Tuesday, May 17, 2016

THE PULP CALENDAR: May 18



Polo? Somehow I have a hard time imagining the pulp audience as polo fans, much less players. In 1935, however, there was at least one person, Tommy Hitchcock, who was a nationally-known celebrity by virtue of playing polo, and I suppose the sport had the same sort of aspirational cachet for ambitious youngsters that football did when it was dominated by the Ivy League. In any event, the folks at Argosy clearly thought that a polo cover and lead story (by F.V.W. Mason) would sell.
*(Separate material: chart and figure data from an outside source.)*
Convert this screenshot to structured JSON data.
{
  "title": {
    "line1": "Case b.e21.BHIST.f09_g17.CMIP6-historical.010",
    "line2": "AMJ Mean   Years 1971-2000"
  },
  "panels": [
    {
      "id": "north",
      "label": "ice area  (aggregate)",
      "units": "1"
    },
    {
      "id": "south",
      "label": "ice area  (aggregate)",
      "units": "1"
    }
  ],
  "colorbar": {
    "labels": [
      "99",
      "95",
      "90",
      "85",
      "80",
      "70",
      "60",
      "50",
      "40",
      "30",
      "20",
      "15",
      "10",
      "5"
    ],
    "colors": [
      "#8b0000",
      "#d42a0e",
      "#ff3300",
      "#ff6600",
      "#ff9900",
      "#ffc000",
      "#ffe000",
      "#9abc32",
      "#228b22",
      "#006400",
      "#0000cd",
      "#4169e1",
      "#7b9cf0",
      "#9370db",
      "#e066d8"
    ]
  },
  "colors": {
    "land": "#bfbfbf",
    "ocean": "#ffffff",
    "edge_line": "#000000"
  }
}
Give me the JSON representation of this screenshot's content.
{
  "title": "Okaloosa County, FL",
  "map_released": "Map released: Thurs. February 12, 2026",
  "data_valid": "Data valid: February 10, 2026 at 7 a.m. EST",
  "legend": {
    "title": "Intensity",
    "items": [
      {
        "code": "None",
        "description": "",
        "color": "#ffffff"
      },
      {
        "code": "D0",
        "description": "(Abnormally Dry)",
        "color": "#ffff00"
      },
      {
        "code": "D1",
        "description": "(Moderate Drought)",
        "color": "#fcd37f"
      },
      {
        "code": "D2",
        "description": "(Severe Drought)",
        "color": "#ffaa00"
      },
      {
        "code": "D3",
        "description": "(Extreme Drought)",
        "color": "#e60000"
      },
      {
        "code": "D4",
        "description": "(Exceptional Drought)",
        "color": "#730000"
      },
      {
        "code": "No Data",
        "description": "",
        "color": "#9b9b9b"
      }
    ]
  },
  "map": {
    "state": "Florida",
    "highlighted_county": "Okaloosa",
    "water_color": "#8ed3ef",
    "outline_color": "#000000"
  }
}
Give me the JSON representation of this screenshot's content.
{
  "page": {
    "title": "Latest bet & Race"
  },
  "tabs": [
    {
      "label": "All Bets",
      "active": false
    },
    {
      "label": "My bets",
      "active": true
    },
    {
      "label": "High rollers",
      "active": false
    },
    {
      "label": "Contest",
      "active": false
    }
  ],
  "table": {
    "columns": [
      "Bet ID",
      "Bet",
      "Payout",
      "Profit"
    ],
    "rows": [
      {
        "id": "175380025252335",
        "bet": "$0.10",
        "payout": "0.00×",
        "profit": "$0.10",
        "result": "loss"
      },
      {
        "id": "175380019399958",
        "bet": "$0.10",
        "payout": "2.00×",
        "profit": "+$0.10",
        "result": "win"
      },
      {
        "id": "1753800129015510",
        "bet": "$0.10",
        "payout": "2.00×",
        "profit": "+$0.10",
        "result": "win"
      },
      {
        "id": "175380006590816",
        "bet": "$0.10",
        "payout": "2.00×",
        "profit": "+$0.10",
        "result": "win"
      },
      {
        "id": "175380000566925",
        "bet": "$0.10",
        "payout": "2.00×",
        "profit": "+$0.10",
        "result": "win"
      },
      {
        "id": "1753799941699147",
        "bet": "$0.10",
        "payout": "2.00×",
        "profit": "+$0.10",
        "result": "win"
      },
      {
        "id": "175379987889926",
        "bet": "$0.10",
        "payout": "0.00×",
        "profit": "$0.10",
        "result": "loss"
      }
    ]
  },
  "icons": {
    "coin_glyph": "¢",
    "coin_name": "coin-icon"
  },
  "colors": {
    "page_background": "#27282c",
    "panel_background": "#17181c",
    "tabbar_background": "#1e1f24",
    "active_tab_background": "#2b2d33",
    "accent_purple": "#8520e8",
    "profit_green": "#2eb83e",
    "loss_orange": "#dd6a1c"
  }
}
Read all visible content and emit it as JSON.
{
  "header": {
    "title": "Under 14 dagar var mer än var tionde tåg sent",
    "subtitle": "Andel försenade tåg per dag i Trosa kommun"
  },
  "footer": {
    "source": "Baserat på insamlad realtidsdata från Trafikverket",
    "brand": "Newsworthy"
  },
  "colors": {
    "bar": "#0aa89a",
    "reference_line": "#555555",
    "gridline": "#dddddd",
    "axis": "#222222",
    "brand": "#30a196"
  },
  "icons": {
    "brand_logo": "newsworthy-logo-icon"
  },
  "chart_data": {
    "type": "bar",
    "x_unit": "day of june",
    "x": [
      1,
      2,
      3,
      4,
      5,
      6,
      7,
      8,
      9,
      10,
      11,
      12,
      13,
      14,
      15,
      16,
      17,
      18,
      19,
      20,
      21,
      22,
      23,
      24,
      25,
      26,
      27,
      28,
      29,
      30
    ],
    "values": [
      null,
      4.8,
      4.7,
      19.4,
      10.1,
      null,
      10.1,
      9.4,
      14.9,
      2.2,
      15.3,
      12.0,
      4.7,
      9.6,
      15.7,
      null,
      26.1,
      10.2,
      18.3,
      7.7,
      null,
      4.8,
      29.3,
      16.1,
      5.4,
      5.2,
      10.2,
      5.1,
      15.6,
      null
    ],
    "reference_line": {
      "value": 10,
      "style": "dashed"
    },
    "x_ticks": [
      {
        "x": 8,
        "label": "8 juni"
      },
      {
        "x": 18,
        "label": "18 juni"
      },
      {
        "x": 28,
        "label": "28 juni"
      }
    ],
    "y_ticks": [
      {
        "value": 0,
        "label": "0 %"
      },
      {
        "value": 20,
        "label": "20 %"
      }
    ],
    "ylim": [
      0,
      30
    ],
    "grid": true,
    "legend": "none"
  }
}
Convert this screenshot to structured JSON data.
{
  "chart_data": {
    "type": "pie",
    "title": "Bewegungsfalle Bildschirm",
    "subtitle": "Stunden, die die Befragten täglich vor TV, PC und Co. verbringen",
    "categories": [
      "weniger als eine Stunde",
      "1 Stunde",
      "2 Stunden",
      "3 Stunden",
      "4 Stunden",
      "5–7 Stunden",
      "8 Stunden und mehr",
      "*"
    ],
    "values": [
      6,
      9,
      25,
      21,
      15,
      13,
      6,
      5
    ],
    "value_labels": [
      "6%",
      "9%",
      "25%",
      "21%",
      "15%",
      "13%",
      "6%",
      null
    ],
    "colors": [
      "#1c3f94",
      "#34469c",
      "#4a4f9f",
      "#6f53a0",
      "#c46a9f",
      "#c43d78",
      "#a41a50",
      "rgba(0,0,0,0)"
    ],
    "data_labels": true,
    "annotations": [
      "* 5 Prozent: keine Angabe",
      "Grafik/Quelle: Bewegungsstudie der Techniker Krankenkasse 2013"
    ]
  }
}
Mason's a good writer but any sort of sports story is a tough sell today, however people felt about them eighty years ago. More promising is a novelette by Karl Detzer, who was surprisingly good in the perhaps unpromising genre of fireman stories. H. Bedford-Jones continues his series about his spy, The Sphinx, while George F. Worts wraps up a Gillian Hazeltine legal-thriller serial and Theodore Roscoe continues his War Declared. Paul Annixter and William Merriam Rouse contribute short stories. The polo thing makes this possibly the least inviting Argosy of 1935, which is still my favorite year for the venerable weekly. Even this issue is probably pretty good if we give Mason a chance.

1 comment:

  1. Whoops! I seem to have skipped a day. This was bound to happen to someone in the news business juggling multiple deadlines every day. May 17 will be up later today.